Agora o leitor pode perguntar; "Por que todo este barulho para
ensinar o povo falar? Por que não devem as pessoas permanecer
caladas e fazer a humanidade feliz com um pouco de silencio?"
A razão é que o silencio das pessoas caladas é
duro para seus amigos e prejudicial para sua propria saude mental
e espiritual. A pessoa que pode ir a uma reunião e sentar-se
calada, enquanto outros estão conversando, pode orgulhar-se
de ter adquirido a arte de ouvir, mas está muitissimo enganada.
Sua arte é descortês para os que falam, porque tal pessoa
naturalmente não sente obrigação de contribuir
para a troca de idéias.
Os pais bem orientados devem afligir-se por um filho ou filha que
nunca diz nada e continua a aceitar hospitalidade sem contribuir para
entreter os outros hospedes.

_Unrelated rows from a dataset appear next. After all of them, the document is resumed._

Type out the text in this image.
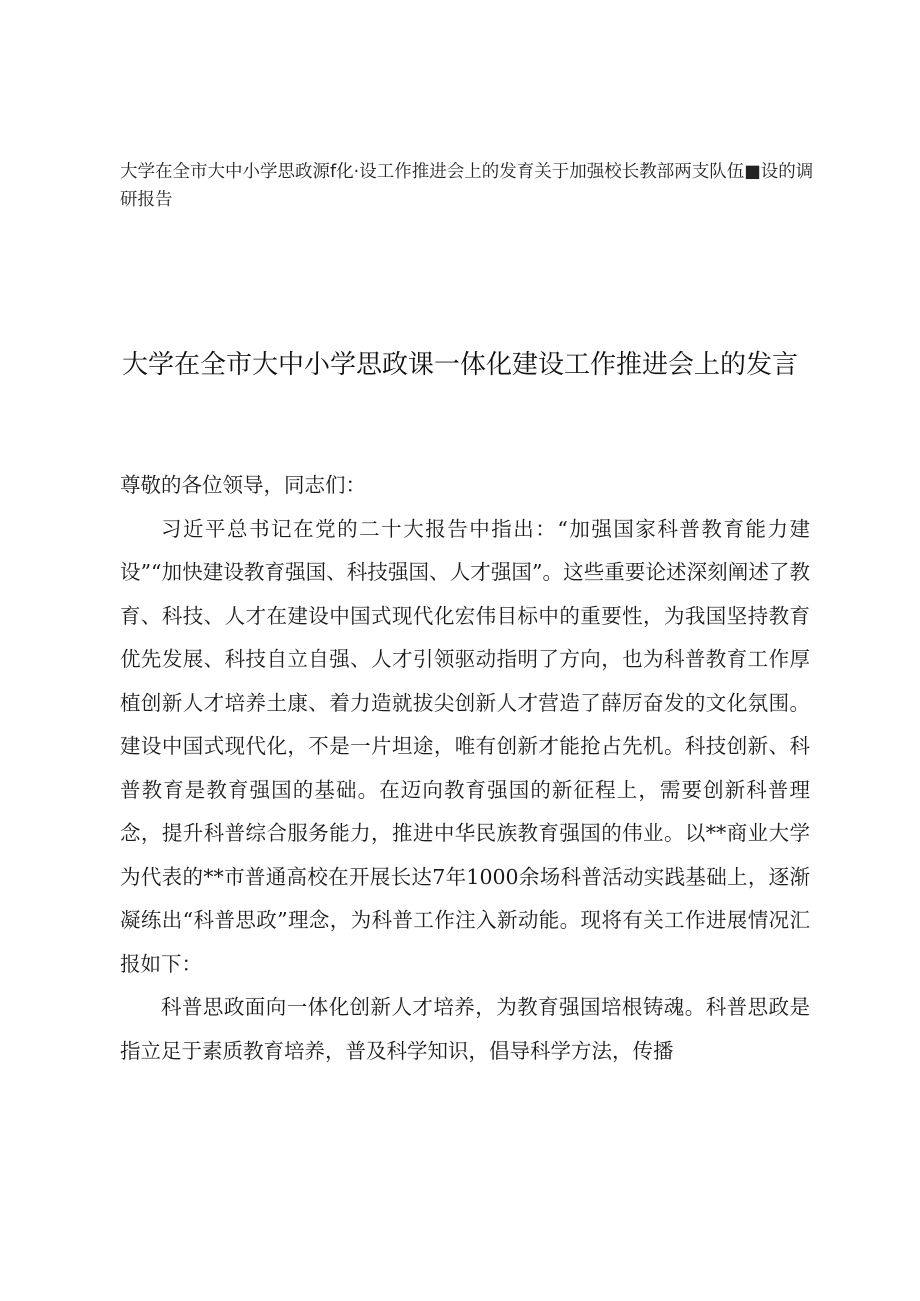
大学在全市大中小学思政源f化·设工作推进会上的发育关于加强校长教部两支队伍■设的调研报告
大学在全市大中小学思政课一体化建设工作推进会上的发言

尊敬的各位领导，同志们：

习近平总书记在党的二十大报告中指出：“加强国家科普教育能力建设”“加快建设教育强国、科技强国、人才强国”。这些重要论述深刻阐述了教育、科技、人才在建设中国式现代化宏伟目标中的重要性，为我国坚持教育优先发展、科技自立自强、人才引领驱动指明了方向，也为科普教育工作厚植创新人才培养土康、着力造就拔尖创新人才营造了薛厉奋发的文化氛围。建设中国式现代化，不是一片坦途，唯有创新才能抢占先机。科技创新、科普教育是教育强国的基础。在迈向教育强国的新征程上，需要创新科普理念，提升科普综合服务能力，推进中华民族教育强国的伟业。以**商业大学为代表的**市普通高校在开展长达7年1000余场科普活动实践基础上，逐渐凝练出“科普思政”理念，为科普工作注入新动能。现将有关工作进展情况汇报如下：

科普思政面向一体化创新人才培养，为教育强国培根铸魂。科普思政是指立足于素质教育培养，普及科学知识，倡导科学方法，传播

Por fim, um carater como este, torna-se
envenenado com a convicção de que a sociedade é
inimiga, que as outras pessoas são hostis, e que há
alguma coisa errada no mundo.
Uma vez iniciada a palestra o hospedeiro ou hospedeira, ou aquele
que toma a dianteira, deve introduzir nela todos os presentes. Isto
se consegue facilmente, repetindo-se a primeira pergunta e aplicando-a
a todos, a cada um por sua vez. Se perguntarmos à primeira
pessoa como passou as ferias, perguntaremos logo à segunda
se passou do mesmo modo ou de modo diferente. Tanto quanto possivel,
devemos fazer cada um entrar com uma contribuição pessoal
para o assunto central.
Haverá algum momento, especialmente num grupo pequeno e intimo,
em que a conversa se pode tornar muito local ou muito pessoal. A palestra,
naturalmente, perde sua finalidade quando degenera em tagarelice.
Para evitar este perigo, muda-se o assunto levemente, de modo que
se aplique a outras pessoas alem das presentes. Automaticamente, o
tom da conversa será elevado.
Um problema, na maioria das conversas, é de saber como se deve
proceder com as pessoas que gostam de contar pilherias. Uma história
comprida transforma o contador em preletor e reduz as outras pessoas
à condição de auditorio. As piores reuniões
a que tenho assistido se tornaram inesqueciveis por causa de alguma
pessoa, que, tendo surgido inesperadamente com uma historia interessante,
tomou conta da palestra...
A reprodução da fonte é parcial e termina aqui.